Mar 13 2013
The USDA is considering buying 400,000 tons of sugar in an aim to limit supply and boost prices so that sugar producers can pay back government loans that they’re in danger of defaulting on, the Wall Street Journal reports. The move would be an exercise of an untested provision inserted in the 2008 farm bill called the Feedstock Flexibility Program, which allows the USDA to intervene in the market to raise prices.
While the artificial price boost would benefit companies that manufacture sugar, the losers may be the makers of your favorite candies — like Mars, Hershey and Nestle — and that may mean higher candy prices.
(Read the full report on the bailout in the Wall Street Journal)

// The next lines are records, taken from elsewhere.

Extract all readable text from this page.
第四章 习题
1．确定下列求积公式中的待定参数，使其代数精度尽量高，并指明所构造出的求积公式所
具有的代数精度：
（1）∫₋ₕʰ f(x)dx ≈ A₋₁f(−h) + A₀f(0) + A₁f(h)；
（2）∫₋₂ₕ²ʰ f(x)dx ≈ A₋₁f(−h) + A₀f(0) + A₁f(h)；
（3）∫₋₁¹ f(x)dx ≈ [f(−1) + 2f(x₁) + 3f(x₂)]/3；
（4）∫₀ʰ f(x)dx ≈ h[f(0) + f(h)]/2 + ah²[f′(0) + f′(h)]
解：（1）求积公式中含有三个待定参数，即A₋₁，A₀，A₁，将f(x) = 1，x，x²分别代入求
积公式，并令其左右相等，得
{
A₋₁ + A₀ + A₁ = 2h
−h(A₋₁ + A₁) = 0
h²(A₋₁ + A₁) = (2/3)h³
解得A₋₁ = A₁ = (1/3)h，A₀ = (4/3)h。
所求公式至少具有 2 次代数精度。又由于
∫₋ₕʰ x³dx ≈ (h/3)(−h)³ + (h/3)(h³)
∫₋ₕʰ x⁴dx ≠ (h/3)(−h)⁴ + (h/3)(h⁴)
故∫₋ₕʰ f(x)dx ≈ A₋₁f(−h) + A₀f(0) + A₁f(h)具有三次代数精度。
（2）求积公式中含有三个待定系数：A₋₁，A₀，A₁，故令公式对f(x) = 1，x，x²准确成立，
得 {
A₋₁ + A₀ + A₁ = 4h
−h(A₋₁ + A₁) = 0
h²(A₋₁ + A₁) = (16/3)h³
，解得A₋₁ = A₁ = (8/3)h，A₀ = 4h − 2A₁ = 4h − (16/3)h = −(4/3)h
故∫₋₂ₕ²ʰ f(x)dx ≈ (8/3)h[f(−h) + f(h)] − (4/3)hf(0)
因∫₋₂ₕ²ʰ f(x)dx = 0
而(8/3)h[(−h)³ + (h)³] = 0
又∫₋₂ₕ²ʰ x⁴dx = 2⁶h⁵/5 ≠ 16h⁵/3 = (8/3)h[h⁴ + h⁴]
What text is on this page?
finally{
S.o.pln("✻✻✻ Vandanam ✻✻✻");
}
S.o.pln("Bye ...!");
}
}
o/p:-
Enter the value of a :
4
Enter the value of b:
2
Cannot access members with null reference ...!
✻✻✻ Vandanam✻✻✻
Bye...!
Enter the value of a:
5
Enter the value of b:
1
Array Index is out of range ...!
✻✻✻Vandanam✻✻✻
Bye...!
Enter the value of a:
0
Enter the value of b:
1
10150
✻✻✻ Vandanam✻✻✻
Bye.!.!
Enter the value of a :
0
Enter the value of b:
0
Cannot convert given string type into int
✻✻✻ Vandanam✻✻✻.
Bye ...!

The sugar industry has long benefitted from controversial government subsidies, and it doesn’t appear that will change anytime soon: The Senate voted down an amendment just last June that would have slowly stripped the sector of federal government aid, according to Businessweek. Though it’s not uncommon for the government to prop up certain commodities, the sugar subsidy functions differently than most. Instead of sending money to farmers to elevate prices — like in the case of corn, wheat and rice — the sugar program limits imports.
A bipartisan group of Senators, who backed the amendment, wrote in an August blog post for The Hill that by tightly controlling the sugar supply, the government is boosting prices and costing the country $3.5 billion and 20,000 jobs per year.
Candy companies, for their part, claim they often have to raise prices or slow down hiring to cope with the artificially high cost of sugar.